A second implication is that these data files are going to become even larger. Will the files be too big for the memory of a single node? Will the processing have to split across nodes? At this point, performance is likely to be driven by the performance of data access by a single node (single core in some cases).
I think both implications point to the fact that cloud data access and cloud data storage will have to go parallel. Leaving things in HDFS keeps the bottleneck on local data access performance. You can keep increasing the performance of local data access by using more disks, more controllers, or switching to SSD drives. All of this points to more and more cost and, more importantly, it is per node! The same is true for other Cloud file systems (S3, Swift, etc.). Moreover, file systems that rely on a REST interface are not likely to be useful for this situation because they do not allow moving a file pointer to a different location in the file for reading or writing data.
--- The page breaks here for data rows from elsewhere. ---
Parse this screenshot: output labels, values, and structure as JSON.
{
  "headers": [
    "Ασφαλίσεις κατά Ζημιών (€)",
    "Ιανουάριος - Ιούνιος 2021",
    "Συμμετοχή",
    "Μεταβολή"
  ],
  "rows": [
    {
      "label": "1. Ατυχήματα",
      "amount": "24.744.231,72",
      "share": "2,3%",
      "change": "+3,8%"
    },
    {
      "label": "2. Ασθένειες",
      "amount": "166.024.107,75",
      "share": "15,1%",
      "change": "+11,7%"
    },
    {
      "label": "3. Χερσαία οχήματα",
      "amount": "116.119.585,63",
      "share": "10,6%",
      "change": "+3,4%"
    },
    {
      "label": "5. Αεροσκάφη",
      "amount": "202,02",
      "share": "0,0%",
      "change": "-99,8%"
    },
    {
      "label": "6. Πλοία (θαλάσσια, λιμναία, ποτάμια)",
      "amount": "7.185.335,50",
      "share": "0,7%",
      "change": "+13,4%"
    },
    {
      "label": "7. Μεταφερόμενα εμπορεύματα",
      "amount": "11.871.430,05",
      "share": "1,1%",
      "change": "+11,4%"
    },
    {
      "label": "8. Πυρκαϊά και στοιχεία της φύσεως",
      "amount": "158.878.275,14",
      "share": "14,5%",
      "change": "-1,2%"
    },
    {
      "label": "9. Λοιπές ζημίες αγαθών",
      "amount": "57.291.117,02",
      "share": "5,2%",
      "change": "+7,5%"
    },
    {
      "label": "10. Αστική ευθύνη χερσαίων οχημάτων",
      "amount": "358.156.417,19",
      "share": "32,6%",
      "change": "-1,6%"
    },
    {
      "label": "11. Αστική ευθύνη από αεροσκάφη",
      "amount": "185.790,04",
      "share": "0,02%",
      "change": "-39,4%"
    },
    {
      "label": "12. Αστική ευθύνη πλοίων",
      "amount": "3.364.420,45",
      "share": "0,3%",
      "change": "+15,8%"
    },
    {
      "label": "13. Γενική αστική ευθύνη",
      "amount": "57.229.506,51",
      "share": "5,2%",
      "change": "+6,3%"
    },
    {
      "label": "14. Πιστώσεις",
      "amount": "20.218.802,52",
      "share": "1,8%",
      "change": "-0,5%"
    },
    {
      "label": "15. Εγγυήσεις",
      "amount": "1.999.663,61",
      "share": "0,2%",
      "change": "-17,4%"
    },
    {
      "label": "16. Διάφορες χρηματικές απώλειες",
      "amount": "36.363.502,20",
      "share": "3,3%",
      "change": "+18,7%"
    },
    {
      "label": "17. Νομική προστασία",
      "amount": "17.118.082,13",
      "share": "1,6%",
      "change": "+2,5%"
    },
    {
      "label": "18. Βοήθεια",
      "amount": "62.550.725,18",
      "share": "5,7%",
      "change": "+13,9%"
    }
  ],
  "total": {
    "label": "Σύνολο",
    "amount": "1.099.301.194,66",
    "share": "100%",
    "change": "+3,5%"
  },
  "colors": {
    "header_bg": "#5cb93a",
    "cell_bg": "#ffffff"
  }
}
What is needed is a parallel access cloud file system that is (most likely) not based on REST/SOAP. These file systems allow applications to open a file, read and write to it, move the file pointer (lseek) and do other useful file operations. To prove out this point, examine the file systems the largest HPC systems are using. You will see some file systems repeated over and over, such as Lustre, GPFS and Panasas. These file systems allow IO from multiple threads to a single file (Note - these threads can be running on multiple nodes).
Whatever the solution ends up being, what is clear is that cloud workloads are going to be pushing the boundaries of what can be done with a REST interface and are going to need the ability to do parallel IO. We need to rethink what we're doing in the cloud storage world and start considering parallel cloud storage.